The federal government has closed one-third of the American portion of the gulf to commercial fishing. Louisiana, Mississippi, Alabama, and Florida have roped off hundreds of miles of coastline. Even a portion of Lake Pontchartrain is off limits.
And the crude has done enormous damage to public opinion. Gulf seafood may be the most tested in the country right now, but restaurants and wholesalers around the country are turning it away. A recent University of Minnesota study found 44 percent of Americans unwilling to touch the stuff.
All this for an industry already under stress.

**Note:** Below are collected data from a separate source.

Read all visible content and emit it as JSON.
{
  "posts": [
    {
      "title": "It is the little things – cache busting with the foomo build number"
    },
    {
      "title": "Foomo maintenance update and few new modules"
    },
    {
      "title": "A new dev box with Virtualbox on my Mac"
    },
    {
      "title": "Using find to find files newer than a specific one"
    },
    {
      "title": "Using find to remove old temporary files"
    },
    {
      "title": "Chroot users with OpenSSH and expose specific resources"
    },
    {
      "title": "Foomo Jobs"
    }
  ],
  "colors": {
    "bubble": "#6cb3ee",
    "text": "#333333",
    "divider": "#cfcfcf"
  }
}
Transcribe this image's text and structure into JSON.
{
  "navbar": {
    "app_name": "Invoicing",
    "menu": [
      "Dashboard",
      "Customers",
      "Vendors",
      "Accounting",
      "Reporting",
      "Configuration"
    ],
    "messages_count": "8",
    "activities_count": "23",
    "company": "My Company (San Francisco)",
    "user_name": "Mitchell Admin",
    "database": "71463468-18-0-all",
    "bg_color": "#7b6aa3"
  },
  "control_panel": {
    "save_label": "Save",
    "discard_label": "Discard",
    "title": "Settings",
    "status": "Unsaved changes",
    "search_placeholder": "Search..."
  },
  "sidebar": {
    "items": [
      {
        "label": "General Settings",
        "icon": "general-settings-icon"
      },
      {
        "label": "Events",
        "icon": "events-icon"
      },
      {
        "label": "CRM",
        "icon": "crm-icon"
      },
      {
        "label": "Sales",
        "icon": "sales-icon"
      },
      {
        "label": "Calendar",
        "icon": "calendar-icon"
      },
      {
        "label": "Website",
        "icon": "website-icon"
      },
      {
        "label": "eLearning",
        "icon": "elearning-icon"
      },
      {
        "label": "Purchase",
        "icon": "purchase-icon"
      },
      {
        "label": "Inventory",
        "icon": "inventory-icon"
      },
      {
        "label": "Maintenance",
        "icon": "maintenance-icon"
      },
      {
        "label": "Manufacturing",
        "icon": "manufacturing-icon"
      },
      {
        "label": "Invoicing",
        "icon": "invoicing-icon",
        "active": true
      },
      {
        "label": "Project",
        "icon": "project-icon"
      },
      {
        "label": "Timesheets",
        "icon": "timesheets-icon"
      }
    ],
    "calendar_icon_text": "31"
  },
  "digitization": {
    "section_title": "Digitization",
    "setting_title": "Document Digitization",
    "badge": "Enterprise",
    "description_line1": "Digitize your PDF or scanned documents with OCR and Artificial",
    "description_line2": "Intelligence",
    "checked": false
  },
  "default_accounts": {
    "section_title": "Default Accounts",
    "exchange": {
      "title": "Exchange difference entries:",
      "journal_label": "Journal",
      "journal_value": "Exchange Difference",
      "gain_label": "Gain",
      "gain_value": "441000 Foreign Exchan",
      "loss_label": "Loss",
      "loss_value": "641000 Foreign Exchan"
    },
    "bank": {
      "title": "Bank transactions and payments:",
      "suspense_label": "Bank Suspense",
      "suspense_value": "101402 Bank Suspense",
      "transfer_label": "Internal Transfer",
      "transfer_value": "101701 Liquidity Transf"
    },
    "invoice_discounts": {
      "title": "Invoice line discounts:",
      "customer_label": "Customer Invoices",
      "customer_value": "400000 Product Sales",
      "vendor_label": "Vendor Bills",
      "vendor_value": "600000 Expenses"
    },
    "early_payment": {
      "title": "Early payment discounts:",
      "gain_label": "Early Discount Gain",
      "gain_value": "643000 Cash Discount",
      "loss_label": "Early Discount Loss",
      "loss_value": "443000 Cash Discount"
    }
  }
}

Over the past decade or so, Louisiana shrimpers have watched farm-raised shrimp from Ecuador, Vietnam, and China seize some 90 percent of the domestic market. Crabs from Venezuela and Indonesia have made indelicate inroads, too.
Add in rising fuel prices, a politically powerful recreational-fishing industry jockeying for space on the water, and Katrina's brutish blitzkrieg, and you begin to see why Louisiana's complement of licensed commercial fishermen has dipped from nearly 30,000 in 1987 to fewer than 13,000 today.
Now, with that depleted fleet suddenly idled by the spill, the stress has intensified and is rippling up Louisiana's grand food chain: from dock, to shucking house, to kitchen, putting oystermen, distributors, and chefs under siege.